Tablet computers could help villagers in the Kalahari desert preserve cultural knowledge and traditional techniques for future generations
The Herero people know just what to do when a horse is too wild or unpredictable: they lash a donkey to it, which forces the horse to slow down and helps to tame it. Unruly animals have been dealt with this way for generations by the inhabitants of the small village of Erindiroukambe, which lies in the heart of the Kalahari desert in eastern Namibia.
But times are changing and, as young men leave to work or study in cities like Windhoek, 400 kilometres away, it becomes much harder to hang on to this kind of local knowledge. Kasper Rodil, at Aalborg University in Denmark, and his colleagues want to see if tablet computers can help bridge the gap. “The human race would lose some colour if we lost this kind of knowledge,” says Rodil.
Typically, young men stay in the city for a few years before returning to their home village to pick up the traditional semi-nomadic lifestyle, working the land and keeping cows and goats. But this gap means that they miss out on much of the village’s accumulated knowledge, which is traditionally passed on orally by the elders.

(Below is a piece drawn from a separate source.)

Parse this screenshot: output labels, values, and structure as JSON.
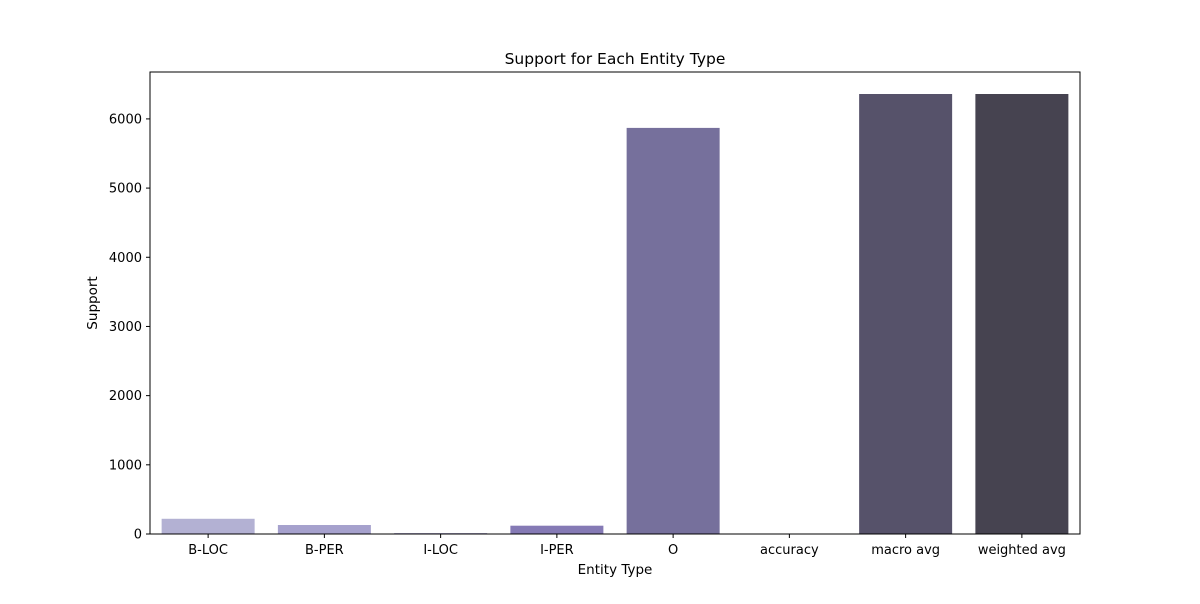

Along with researchers at the Polytechnic of Namibia in Windhoek, Rodil’s team is working with Erindiroukambe’s elders to develop a 3D visualisation of the village on a tablet computer. Their knowledge will be embedded in this virtual village to be stored for future generations. Rodil is also developing a drawing app for the tablet which mimics the way the elders draw diagrams in the sand to explain what they mean. “The idea is that we have as little friction as possible between the device and the user,” he says.